Les solutions de surveillance intelligentes sont un autre moteur important de la croissance du stockage et une autre application affectée par les technologies de l’IA. Ici, les exigences divergent considérablement du centre de données traditionnel, les disques devant prendre en charge une plage de températures de 0 ° C à 70 ° C tout en fournissant d’excellents chiffres MTTF et des périodes de garantie acceptables. Les nouveaux systèmes de caméras fournissant des flux vidéo à plus haute résolution génèrent encore plus de données que jamais. Mais la technologie doit également garantir que ces données peuvent être écrites sans perte, tout en fournissant également un accès à ces données à des fins d’analyse par l’IA et d’autres applications de Big Data.

En dehors de la sphère des centres de données d’entreprise, les consommateurs et les petites et moyennes entreprises (PME) se sentent également dépassés par la quantité de données qu’ils doivent traiter. Cela va des photos et vidéos aux données d’entreprise et aux fichiers de conception pour des projets complexes. La gamme N300 de disques durs remplis d’hélium de Toshiba offre 16 To de stockage, permettant aux solutions NAS haute capacité d’être utilisées à la maison ou au bureau comme sauvegarde locale ou alternative aux solutions de stockage cloud. Il offre également un niveau de confidentialité amélioré à ceux qui ne souhaitent pas mettre toutes leurs données personnelles dans le cloud.

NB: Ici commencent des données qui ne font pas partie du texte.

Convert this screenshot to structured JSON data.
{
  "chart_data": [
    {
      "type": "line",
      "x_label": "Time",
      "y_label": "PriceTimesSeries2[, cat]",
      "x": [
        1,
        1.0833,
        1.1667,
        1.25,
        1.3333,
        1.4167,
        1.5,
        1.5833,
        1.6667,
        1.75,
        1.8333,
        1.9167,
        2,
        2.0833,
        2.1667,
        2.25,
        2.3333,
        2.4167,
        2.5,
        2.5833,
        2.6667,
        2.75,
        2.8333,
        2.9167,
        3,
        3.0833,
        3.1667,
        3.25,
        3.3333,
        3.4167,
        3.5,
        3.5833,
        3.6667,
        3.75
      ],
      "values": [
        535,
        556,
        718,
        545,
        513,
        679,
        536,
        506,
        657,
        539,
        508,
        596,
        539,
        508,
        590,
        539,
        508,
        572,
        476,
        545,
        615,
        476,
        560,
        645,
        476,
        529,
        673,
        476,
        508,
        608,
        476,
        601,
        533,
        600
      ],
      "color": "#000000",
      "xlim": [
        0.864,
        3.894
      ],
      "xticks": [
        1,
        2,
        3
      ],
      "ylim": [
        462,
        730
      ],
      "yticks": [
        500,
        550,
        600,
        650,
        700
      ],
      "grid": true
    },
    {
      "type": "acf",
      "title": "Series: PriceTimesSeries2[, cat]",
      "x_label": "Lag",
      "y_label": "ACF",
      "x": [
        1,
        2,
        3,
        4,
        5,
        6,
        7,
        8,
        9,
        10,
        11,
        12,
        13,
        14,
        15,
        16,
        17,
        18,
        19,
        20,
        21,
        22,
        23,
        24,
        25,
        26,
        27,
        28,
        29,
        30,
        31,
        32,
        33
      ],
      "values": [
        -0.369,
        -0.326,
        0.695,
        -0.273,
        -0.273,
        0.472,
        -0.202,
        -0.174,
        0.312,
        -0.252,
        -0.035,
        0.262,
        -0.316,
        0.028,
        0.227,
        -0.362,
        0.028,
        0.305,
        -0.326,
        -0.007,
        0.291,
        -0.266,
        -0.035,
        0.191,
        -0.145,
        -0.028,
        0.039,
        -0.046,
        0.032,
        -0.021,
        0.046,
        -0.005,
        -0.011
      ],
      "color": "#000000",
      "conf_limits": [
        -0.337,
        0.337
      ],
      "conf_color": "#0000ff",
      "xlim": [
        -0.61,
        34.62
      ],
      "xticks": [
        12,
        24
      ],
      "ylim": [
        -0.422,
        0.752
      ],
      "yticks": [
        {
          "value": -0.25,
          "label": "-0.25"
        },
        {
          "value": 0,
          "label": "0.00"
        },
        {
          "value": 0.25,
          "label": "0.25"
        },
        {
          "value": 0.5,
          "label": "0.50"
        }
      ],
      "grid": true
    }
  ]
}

Ce qui est certain, c’est que la demande de stockage continuera de croître rapidement, au cours des 5 à 10 prochaines années. Les projets de Big Data ainsi que le marché naissant de l’IA constitueront une part importante de cette demande future car actuellement non prévisible et en cours de développement, comme dans le domaine de l’automobile et des appareils connectés en 5G, sans compter le développement et déploiement de nouvelles applications. Malgré les avancées prévues dans la technologie flash et la capacité de fabrication disponible, les SSD resteront un produit de luxe qui sera utilisé lorsque le budget pourra être justifié, même si le prix/To continuera de baisser. En effet, le prix/To des disques durs continuera également de baisser au même rythme. La technologie des disques durs est également en constante évolution et a encore des avancées et des améliorations à nous faire partager. En tant que tels, les disques durs continueront de répondre à la majeure partie des besoins de stockage, leurs améliorations en matière de consommation d’énergie contribueront également à leur attractivité. De plus, dans certaines configurations de stockage définies par RAID ou par logiciel, ils sont compétitifs ou plus performants que les SSD et ceci pour le même budget.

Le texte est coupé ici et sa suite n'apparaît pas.